Moderator: This will be our last question.
Better be a good one.
Male Attendee: Oh, boy. Thanks. Scott, thank you for reading the Mourner’s Prayer. That poem I heard many years as an undergrad and it always led me to Superman. I can never understand how Superman tries harder when he’s trying to do some feat of strength. Isn’t he already really strong? [laughing] I’ve never understood that so your poem always reminds me of that. I’m thinking about the homiletic burial line and this is a pastor’s luncheon. I don’t know, do you. Is it hard to, as a poet, is it hard to listen to a sermon? [laughing] And how do you do that? How do you get through that? And what do you wish you could say? You’ve got some pastors here. What do you wish you could say in a homiletics class if you had that opportunity? Just curious.

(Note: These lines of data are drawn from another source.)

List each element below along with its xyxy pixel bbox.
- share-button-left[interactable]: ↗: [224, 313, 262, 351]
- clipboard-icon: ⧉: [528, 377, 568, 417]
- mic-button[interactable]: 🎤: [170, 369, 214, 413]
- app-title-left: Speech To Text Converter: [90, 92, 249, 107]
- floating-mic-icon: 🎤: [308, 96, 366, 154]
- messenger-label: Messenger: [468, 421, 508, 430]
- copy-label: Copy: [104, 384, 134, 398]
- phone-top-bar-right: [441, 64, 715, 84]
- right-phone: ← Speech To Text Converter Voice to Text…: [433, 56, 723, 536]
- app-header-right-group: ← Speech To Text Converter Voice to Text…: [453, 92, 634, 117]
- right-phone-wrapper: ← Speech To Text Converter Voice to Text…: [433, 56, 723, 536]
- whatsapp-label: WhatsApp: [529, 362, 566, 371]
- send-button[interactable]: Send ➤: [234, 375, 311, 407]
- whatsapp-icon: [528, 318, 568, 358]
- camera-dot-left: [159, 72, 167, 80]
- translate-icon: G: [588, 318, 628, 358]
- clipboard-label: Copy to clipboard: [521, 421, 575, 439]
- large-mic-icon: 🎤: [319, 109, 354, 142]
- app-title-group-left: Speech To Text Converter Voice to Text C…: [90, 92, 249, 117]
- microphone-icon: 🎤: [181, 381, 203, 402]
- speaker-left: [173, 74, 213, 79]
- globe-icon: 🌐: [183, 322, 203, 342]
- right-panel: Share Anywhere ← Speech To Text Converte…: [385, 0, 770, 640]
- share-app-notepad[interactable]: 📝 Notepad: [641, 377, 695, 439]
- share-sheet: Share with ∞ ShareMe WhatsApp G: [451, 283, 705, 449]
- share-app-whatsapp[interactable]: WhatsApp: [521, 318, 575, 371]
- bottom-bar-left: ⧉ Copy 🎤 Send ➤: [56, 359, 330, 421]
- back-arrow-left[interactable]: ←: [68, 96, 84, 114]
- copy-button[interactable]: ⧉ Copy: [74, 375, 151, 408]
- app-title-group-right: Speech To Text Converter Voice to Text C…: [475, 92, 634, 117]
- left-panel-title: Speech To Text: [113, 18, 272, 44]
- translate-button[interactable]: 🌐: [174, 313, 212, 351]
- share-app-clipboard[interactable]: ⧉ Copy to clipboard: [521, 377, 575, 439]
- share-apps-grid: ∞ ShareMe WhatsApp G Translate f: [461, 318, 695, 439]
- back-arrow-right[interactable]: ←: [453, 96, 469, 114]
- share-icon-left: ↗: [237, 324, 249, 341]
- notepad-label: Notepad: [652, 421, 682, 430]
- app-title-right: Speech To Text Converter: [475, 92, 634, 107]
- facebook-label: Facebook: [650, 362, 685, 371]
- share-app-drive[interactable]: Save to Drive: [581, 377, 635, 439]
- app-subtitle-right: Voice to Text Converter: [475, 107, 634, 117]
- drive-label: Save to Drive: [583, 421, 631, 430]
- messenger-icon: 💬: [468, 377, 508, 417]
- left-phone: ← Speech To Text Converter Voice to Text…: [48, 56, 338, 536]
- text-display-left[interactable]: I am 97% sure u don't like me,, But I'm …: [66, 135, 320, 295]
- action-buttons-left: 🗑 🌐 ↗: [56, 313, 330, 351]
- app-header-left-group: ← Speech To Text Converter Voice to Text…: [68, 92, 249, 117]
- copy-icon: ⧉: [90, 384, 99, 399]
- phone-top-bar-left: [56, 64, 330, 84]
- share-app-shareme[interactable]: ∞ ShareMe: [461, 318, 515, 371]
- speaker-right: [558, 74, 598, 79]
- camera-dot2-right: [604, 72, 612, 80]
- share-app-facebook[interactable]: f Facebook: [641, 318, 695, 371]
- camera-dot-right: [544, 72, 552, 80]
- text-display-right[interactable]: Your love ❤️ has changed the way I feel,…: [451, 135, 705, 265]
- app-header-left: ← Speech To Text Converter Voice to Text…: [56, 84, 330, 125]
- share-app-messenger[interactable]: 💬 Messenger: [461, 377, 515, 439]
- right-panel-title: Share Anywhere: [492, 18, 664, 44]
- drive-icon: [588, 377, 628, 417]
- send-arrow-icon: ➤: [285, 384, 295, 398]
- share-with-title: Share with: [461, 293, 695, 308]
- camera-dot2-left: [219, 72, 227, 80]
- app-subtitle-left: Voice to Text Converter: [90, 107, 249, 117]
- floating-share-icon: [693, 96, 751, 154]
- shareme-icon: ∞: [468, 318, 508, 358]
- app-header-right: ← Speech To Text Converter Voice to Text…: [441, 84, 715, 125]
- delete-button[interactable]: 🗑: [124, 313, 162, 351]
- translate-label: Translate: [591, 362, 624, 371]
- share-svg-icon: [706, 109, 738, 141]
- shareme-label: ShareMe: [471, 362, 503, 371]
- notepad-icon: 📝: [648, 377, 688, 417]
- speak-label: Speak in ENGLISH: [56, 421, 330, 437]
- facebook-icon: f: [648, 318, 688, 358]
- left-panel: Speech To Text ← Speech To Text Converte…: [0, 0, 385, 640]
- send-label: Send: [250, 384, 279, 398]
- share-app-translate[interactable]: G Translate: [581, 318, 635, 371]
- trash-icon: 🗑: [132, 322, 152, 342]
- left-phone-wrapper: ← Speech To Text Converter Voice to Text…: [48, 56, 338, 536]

I’ll get the answer to that question in a second. But I’ll answer the first part first. Yes, it’s hard. And that’s, people wonder why I go to monoliths all the time for church when I could just go anywhere for church. And the secret, I’ll let you in on a secret. When the monks have the divine liturgy they don’t have a sermon. It’s just the liturgy of worship. Uninterrupted by what we have to say about it. And that’s always been more profound to me. Those words that have been with us in our worship for centuries. They’re not dead. They’re very soul-opening. So I love that. But back to your real question. What can we do about it in terms of? And I guess I would I would encourage pastors to recognize how ambiguity is an opening to the parishioner to see something that you didn’t narrowly prescribe. So precision has it’s purposes but ambiguity is always more fun. Well anyway, that was an, you got it. So I just think choosing the more suggestive word over the more precise word, the more definitive utterance, choosing the more open utterance over the more definitive utterance. That in itself gives the one in the pew who has his or her own matter to deal with, that gives that person an opening to hear what needs to be heard that day from your opening the Word. And to reduce the glorious scriptures to a paraphrase, a simple paraphrase is always a diminishment. And I guess that’s not direction I would go. I would want to open it and make it more suggestive. So that the person who really needs an, Abba, give me a word, you give her the word.
Male Attendee: Diane?
I think he said it very well. I don’t know what else I would add. I mean, I’ve gone to church all of my life. There has to be something there holding me. And much of it is the pastors sermons. And I’ve heard many sermons. I’m very old. So I keep going back for more.
I just want to admit that I said this in a Q and A at a monastery in Pennsylvania once where Father Tom Hopko, I don’t know if you know him, Father Thomas Hopko, who was once the dean of, he was Alexander Scherman’s son-in-law. Are these names ringing any bells anywhere? Okay, never mind then. It was gonna be a funny story. [laughing] Oh, sorry.
Moderator: You can finish the funny story.
Oh, well, anyway, I just suffered through a homily at the monastery during liturgy. And it wasn’t from Father Thomas, but then we were all there talking to these people who had gathered to hear us talk and they asked me why I loved going to monoliths. And I said, well, mostly because there’s no homily. And Father Thomas scolded me right there in front of everybody and I apologized, but. So not everyone shares my reasons.